Kevon Ferrell sat silent in the locker room at Heritage High School in Lynchburg after the Halifax County High School boy’s basketball team fell 61-58 to the Millbrook Pioneers in the Virginia Class 4 State Quarterfinals on March 6.
After a stellar season by Ferrell and the rest of the Comets basketball team, a hot shooting Millbrook team derailed Halifax’s shot at a state title. Ferrell had left it all on the court that night, finishing the state tournament game with a team high 14 points.
It was silent in the locker room that evening back in early March with the only sounds coming from the closing of lockers, the shuffling of feet and the packing of bags as the team prepared to head home. Both players and coaches shed tears as the reality set in that their banner season was over. No one said a word. In fact there were no words to be said at that time. Back to back regional championships, a 14-0 start to the season, regular season district champions, the top seed in the district and region tournaments, the team had defied all odds and expectations but they knew they fell short of the ultimate goal.
“It was honestly heartbreaking,” Ferrell said recently when reflecting back to that night.
With a team filled with underclassmen entering the 2019-2020 season, head coach Sterling Williams was looking for a leader on the team. As one of the only players who got on the court in the Comets state tournament run the previous year, it was Ferrell who emerged as that leader. Ferrell used his talent and experience on the court to help bring together a young group.
“He (Ferrell) is a silent leader for this group, and I’m really trying to get him to be more vocal, putting guys into spots offensively, telling guys what to do, just trying to get him to be that coach on the floor for those guys,” Williams said about Ferrell after the regional championship win over George Washington-Danville in March. “Those guys lean on him too, because he has that year of experience with major minutes and they know how well he can play.”
After a senior heavy team led Halifax back to the state tournament for this first time in over 40 years in the 2018-2019 season, a lot of people were expecting a significant drop off last season because almost all of the major contributors had been lost to graduation. When the Comets defeated E.C. Glass to secure their spot in the state tournament for the second year in a row Ferrell made sure to mention those that doubted their team.
“It feels good proving everybody wrong. Everybody thought we weren’t going to be able to do it again, so we had to prove everybody wrong,” he said.
Ferrell averaged 10.3 points per game in the regular season and 15.3 in the postseason for an average of 12.8 points per game last season. Those numbers earned Ferrell first team honors for the Piedmont District, Region 4D and Class 4 All-State team.
After a phenomenal junior season Ferrell started getting contacted by prep schools and colleges as he prepared for his senior season. At one point Ferrell committed to attend a prep school but decommitted and was considering other options for prep schools. But ultimately Ferrell felt that the opportunity to make a run at a state championship with friends that he has played with his whole life was what he wanted to do.
“It was really tough, but I talked with my friends and we wanted to win the state championship together so I decided to stay here (Halifax),” Ferrell said.
But another obstacle now stands in the way. With no offseason workouts, not being able to be in a gym consistently and a season that is still in jeopardy due to COVID-19, Ferrell’s future is uncertain.
Several schools and even a Division 1 school had contacted him after his all-state award, but since that time he hasn’t been able to get onto a basketball court to showcase the talents that won him that award last season.
Now, with the rest of the schools in Virginia beginning practice on Monday, Ferrell and the rest of his coaches and teammates are still waiting to hear a final decision on the season. The Halifax County School Board voted to allow extracurricular activities to resume, but a recent surge in cases of the coronavirus have halted those activities.

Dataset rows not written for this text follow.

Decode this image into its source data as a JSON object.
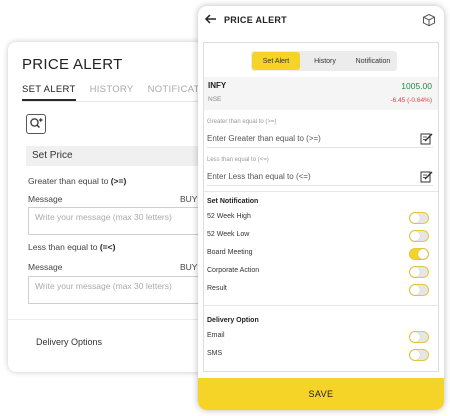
{
  "back_panel": {
    "title": "PRICE ALERT",
    "tabs": [
      "SET ALERT",
      "HISTORY",
      "NOTIFICATION"
    ],
    "active_tab": "SET ALERT",
    "zoom_icon": "zoom-in-icon",
    "set_price_label": "Set Price",
    "greater_label": "Greater than equal to ",
    "greater_symbol": "(>=)",
    "message_label_1": "Message",
    "buy_label_1": "BUY",
    "message_placeholder_1": "Write your message (max 30 letters)",
    "less_label": "Less than equal to ",
    "less_symbol": "(=<)",
    "message_label_2": "Message",
    "buy_label_2": "BUY",
    "message_placeholder_2": "Write your message (max 30 letters)",
    "delivery_options": "Delivery Options"
  },
  "phone": {
    "title": "PRICE ALERT",
    "back_icon": "arrow-left-icon",
    "cube_icon": "cube-icon",
    "segments": [
      "Set Alert",
      "History",
      "Notification"
    ],
    "active_segment": "Set Alert",
    "stock": {
      "symbol": "INFY",
      "exchange": "NSE",
      "price": "1005.00",
      "change": "-6.45 (-0.64%)"
    },
    "greater": {
      "label": "Greater than equal to (>=)",
      "placeholder": "Enter Greater than equal to (>=)"
    },
    "less": {
      "label": "Less than equal to (<=)",
      "placeholder": "Enter Less than equal to (<=)"
    },
    "set_notification_title": "Set Notification",
    "notifications": [
      {
        "label": "52 Week High",
        "on": false
      },
      {
        "label": "52 Week Low",
        "on": false
      },
      {
        "label": "Board Meeting",
        "on": true
      },
      {
        "label": "Corporate Action",
        "on": false
      },
      {
        "label": "Result",
        "on": false
      }
    ],
    "delivery_title": "Delivery Option",
    "delivery": [
      {
        "label": "Email",
        "on": false
      },
      {
        "label": "SMS",
        "on": false
      }
    ],
    "save_label": "SAVE"
  },
  "colors": {
    "accent": "#f5d327",
    "price_up": "#1e8e3e",
    "price_down": "#e04040"
  }
}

It will now be the middle of the week before a decision is made and for Ferrell and his teammates and coaches it has not been easy. Speaking about how Williams has been in contact with the team, Ferrell said that he has been texting and FaceTiming with the team regularly to make sure they are working out and staying in shape since the gym at the high school has been closed.

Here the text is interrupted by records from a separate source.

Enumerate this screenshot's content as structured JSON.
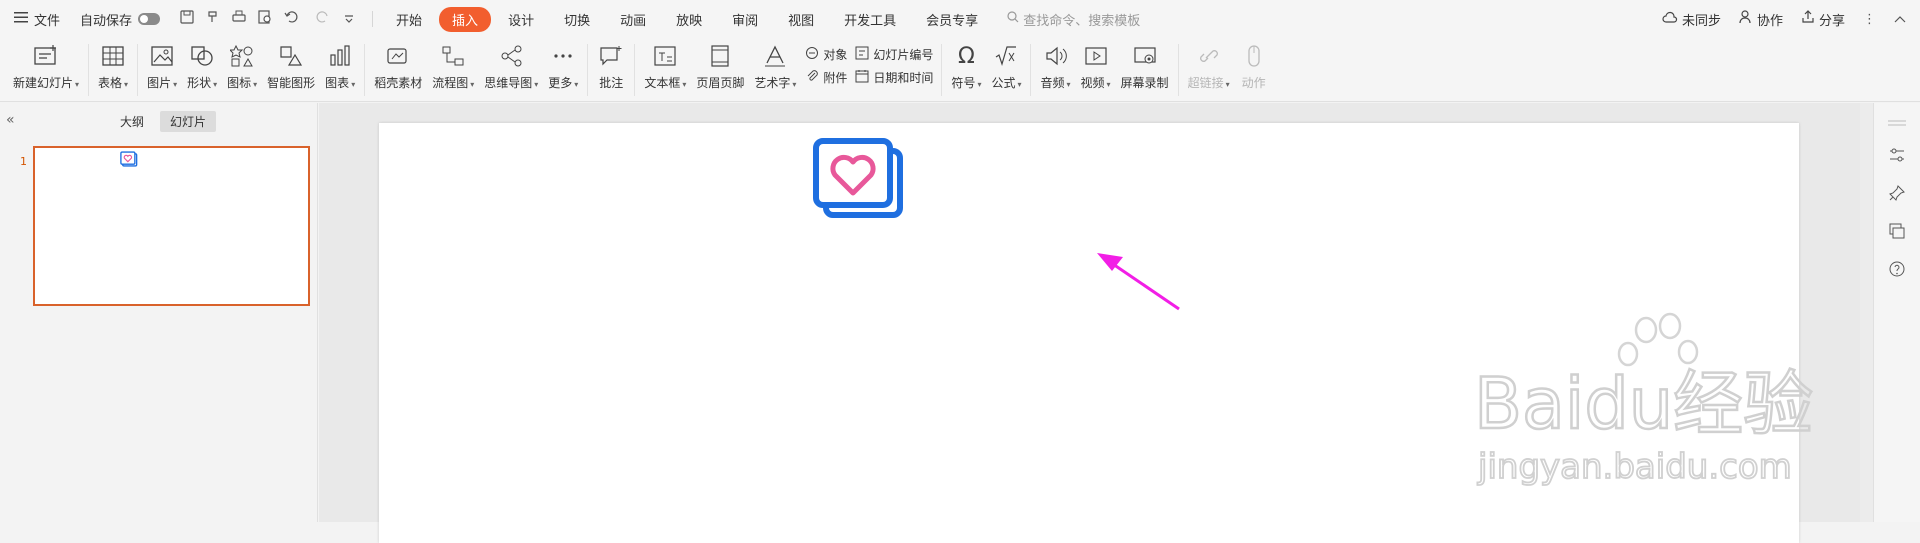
{
  "titlebar": {
    "file_label": "文件",
    "autosave_label": "自动保存",
    "tabs": [
      "开始",
      "插入",
      "设计",
      "切换",
      "动画",
      "放映",
      "审阅",
      "视图",
      "开发工具",
      "会员专享"
    ],
    "active_tab": "插入",
    "search_placeholder": "查找命令、搜索模板",
    "sync_label": "未同步",
    "collab_label": "协作",
    "share_label": "分享"
  },
  "ribbon": {
    "new_slide": "新建幻灯片",
    "table": "表格",
    "picture": "图片",
    "shape": "形状",
    "icon": "图标",
    "smart_graphic": "智能图形",
    "chart": "图表",
    "material": "稻壳素材",
    "flowchart": "流程图",
    "mindmap": "思维导图",
    "more": "更多",
    "comment": "批注",
    "textbox": "文本框",
    "header_footer": "页眉页脚",
    "wordart": "艺术字",
    "object": "对象",
    "attachment": "附件",
    "slide_number": "幻灯片编号",
    "datetime": "日期和时间",
    "symbol": "符号",
    "formula": "公式",
    "audio": "音频",
    "video": "视频",
    "screen_record": "屏幕录制",
    "hyperlink": "超链接",
    "action": "动作"
  },
  "left_panel": {
    "outline_tab": "大纲",
    "slides_tab": "幻灯片",
    "slide_number": "1"
  },
  "watermark": {
    "brand": "Baidu经验",
    "url": "jingyan.baidu.com"
  },
  "colors": {
    "accent": "#f25e2e",
    "thumb_border": "#d9622b",
    "icon_blue": "#1f6fe0",
    "heart_pink": "#e8589a",
    "arrow_magenta": "#f21ee6"
  }
}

The team was able to get together for two weeks of conditioning together, but that was not enough time to get back into game shape as the Dec. 21 start date looms.
“The hardest part is going to be getting our game back and trying to get back in the right shape and just running up and down the court,” Ferrell said. “We are looking to get up and down the court and getting into that game shape,” he added.

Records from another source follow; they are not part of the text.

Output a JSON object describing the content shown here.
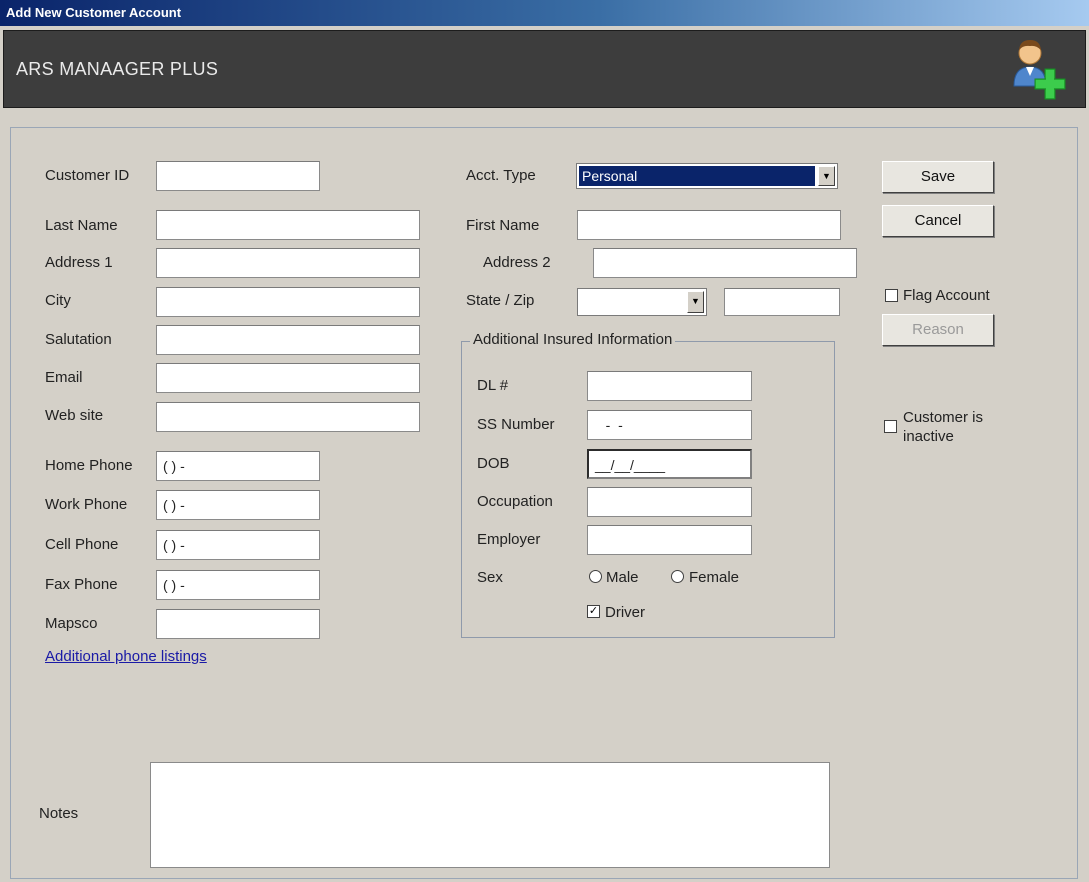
{
  "window": {
    "title": "Add New Customer Account"
  },
  "header": {
    "app_name": "ARS MANAAGER PLUS",
    "icon": "add-user-icon"
  },
  "left": {
    "customer_id": {
      "label": "Customer ID",
      "value": ""
    },
    "last_name": {
      "label": "Last Name",
      "value": ""
    },
    "address1": {
      "label": "Address 1",
      "value": ""
    },
    "city": {
      "label": "City",
      "value": ""
    },
    "salutation": {
      "label": "Salutation",
      "value": ""
    },
    "email": {
      "label": "Email",
      "value": ""
    },
    "website": {
      "label": "Web site",
      "value": ""
    },
    "home_phone": {
      "label": "Home Phone",
      "value": "(    )      -"
    },
    "work_phone": {
      "label": "Work Phone",
      "value": "(    )      -"
    },
    "cell_phone": {
      "label": "Cell Phone",
      "value": "(    )      -"
    },
    "fax_phone": {
      "label": "Fax Phone",
      "value": "(    )      -"
    },
    "mapsco": {
      "label": "Mapsco",
      "value": ""
    },
    "additional_phone_link": "Additional phone listings"
  },
  "middle": {
    "acct_type": {
      "label": "Acct. Type",
      "value": "Personal"
    },
    "first_name": {
      "label": "First Name",
      "value": ""
    },
    "address2": {
      "label": "Address 2",
      "value": ""
    },
    "state_zip": {
      "label": "State / Zip",
      "state": "",
      "zip": ""
    }
  },
  "insured": {
    "title": "Additional Insured Information",
    "dl": {
      "label": "DL #",
      "value": ""
    },
    "ss": {
      "label": "SS Number",
      "value": "   -  -"
    },
    "dob": {
      "label": "DOB",
      "value": "__/__/____"
    },
    "occupation": {
      "label": "Occupation",
      "value": ""
    },
    "employer": {
      "label": "Employer",
      "value": ""
    },
    "sex": {
      "label": "Sex",
      "male": "Male",
      "female": "Female"
    },
    "driver": {
      "label": "Driver",
      "checked": true
    }
  },
  "actions": {
    "save": "Save",
    "cancel": "Cancel",
    "flag_account": "Flag Account",
    "reason": "Reason",
    "inactive_line1": "Customer is",
    "inactive_line2": "inactive"
  },
  "notes": {
    "label": "Notes",
    "value": ""
  },
  "colors": {
    "title_bar": "#0a246a",
    "header_bg": "#3d3d3d",
    "panel_bg": "#d4d0c8",
    "link": "#1a1aa6"
  }
}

Ferrell’s goal entering the offseason was just to get better. He just wanted to get better all-around, and while he has worked hard and tried to achieve that goal, but it isn’t the same as it would have been had all of the facilities been available to him.
The waiting game continues for Ferrell and his coaches and teammates. The window for return is still open, albeit closing rapidly, there is still a chance for the Halifax County High School boy’s basketball team to get back on the court for the 2020-2021 season and bring a state championship to Halifax for the first time.